Abstract:A predicate head is a verbal expression that plays a role as the structural center of a sentence. Identifying predicate heads is critical to understanding a sentence. It plays the leading role in organizing the relevant syntactic elements in a sentence, including subject elements, adverbial elements, etc. For some languages, such as English, word morphologies are valuable for identifying predicate heads. However, Chinese offers no morphological information to indicate words` grammatical roles. A Chinese sentence often contains several verbal expressions; identifying the expression that plays the role of the predicate head is not an easy task. Furthermore, Chinese sentences are inattentive to structure and provide no delimitation between words. Therefore, identifying Chinese predicate heads involves significant challenges. In Chinese information extraction, little work has been performed in predicate head recognition. No generally accepted evaluation dataset supports work in this important area. This paper presents the first attempt to develop an annotation guideline for Chinese predicate heads and their relevant syntactic elements. This annotation guideline emphasizes the role of the predicate as the structural center of a sentence.

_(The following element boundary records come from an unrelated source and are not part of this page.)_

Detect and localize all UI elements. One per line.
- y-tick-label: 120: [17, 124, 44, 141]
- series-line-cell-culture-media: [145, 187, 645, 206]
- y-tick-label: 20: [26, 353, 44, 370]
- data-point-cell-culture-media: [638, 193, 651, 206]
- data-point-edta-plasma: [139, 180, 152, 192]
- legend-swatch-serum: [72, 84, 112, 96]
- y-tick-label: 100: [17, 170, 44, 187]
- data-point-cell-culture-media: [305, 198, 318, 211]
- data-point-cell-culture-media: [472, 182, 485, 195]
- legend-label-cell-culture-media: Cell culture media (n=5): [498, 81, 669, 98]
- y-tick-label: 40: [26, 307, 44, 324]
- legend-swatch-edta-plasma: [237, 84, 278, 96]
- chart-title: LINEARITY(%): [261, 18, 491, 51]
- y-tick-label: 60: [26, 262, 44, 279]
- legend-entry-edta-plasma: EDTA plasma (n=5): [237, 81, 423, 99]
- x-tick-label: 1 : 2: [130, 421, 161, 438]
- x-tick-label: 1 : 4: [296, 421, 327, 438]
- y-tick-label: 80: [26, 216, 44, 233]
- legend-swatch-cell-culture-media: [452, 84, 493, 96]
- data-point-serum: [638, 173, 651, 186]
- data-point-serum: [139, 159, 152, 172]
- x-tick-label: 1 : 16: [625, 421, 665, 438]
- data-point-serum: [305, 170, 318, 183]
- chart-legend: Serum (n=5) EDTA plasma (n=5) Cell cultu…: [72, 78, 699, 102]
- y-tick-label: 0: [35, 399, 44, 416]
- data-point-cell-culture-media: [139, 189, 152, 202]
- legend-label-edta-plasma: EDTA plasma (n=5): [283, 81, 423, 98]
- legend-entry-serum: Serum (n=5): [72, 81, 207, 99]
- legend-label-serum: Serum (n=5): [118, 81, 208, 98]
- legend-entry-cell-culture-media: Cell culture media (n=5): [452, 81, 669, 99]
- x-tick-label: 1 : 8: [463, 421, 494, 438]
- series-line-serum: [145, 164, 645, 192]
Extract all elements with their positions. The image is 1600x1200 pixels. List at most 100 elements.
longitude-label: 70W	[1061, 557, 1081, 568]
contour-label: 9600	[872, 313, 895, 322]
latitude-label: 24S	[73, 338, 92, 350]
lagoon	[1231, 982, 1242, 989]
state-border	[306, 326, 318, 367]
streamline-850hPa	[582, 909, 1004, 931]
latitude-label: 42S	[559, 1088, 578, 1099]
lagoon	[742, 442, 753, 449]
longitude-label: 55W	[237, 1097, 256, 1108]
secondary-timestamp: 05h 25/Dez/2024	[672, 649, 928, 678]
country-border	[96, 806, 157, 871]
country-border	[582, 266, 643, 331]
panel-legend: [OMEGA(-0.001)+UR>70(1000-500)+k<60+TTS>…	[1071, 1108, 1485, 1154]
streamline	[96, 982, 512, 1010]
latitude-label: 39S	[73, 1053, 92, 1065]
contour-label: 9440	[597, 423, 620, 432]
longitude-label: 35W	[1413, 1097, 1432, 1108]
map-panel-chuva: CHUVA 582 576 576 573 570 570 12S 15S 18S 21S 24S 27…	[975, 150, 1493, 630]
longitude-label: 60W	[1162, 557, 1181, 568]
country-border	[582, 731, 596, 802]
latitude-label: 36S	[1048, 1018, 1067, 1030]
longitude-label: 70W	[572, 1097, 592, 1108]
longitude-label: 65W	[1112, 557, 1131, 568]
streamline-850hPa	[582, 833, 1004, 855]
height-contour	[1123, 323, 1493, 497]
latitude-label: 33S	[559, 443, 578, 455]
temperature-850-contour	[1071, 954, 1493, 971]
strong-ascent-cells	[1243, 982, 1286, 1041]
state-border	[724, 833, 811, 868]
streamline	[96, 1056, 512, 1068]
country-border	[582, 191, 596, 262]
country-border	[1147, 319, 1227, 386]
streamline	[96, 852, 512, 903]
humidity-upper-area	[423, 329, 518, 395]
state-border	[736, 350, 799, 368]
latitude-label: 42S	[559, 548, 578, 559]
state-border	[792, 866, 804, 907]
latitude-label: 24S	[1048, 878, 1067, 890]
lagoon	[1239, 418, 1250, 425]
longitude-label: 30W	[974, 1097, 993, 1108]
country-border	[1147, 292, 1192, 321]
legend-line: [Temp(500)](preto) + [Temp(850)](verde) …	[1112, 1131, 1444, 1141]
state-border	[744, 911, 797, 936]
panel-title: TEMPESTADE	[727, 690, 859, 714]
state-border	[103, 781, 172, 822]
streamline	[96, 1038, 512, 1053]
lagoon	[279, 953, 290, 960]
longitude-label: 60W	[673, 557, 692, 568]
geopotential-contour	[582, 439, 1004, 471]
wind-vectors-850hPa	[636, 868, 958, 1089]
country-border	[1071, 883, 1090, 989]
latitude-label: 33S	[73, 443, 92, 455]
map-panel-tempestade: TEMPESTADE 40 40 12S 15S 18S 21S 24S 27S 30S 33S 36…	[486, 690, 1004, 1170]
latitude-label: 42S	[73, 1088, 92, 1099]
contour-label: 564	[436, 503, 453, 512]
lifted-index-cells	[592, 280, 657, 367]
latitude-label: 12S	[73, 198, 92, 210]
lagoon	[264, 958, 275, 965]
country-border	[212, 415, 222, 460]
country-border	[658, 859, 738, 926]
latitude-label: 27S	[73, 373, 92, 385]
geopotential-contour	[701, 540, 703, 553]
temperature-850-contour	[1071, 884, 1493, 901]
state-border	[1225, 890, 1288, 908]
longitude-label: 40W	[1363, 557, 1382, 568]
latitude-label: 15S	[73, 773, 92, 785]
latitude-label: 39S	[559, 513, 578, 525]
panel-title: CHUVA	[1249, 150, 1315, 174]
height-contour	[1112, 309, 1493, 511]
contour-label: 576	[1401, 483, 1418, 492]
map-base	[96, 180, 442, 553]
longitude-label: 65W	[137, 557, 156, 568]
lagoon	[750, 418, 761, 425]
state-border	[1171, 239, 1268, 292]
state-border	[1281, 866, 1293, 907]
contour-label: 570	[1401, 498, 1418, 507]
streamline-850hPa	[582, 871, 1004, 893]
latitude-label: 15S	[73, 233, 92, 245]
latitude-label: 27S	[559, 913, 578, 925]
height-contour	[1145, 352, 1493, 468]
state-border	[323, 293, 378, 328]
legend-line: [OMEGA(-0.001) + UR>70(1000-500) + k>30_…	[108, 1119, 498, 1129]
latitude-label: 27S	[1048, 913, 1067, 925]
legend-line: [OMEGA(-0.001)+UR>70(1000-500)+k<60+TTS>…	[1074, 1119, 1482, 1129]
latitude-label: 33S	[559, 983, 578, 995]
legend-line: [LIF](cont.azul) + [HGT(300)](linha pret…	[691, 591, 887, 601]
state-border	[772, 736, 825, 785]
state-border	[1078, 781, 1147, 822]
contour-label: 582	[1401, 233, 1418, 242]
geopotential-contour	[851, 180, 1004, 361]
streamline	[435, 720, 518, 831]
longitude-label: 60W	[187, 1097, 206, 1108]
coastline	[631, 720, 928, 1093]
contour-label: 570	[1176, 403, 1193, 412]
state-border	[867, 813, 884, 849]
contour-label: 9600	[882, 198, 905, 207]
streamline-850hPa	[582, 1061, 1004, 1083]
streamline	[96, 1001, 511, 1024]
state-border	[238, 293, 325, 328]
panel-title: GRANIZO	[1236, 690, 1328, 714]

The design of relevant syntactic element annotation also follows this principle. Many considerations are proposed to achieve this goal, e.g., patterns of predicate heads, a flattened annotation structure, and a simpler syntactic unit type. Based on the proposed annotation guideline, more than 1,500 documents were manually annotated. The corpus will be available online for public access. With this guideline and annotated corpus, our goal is to broadly impact and advance the research in the area of Chinese information extraction and to provide the research community with a critical resource that has been lacking for a long time.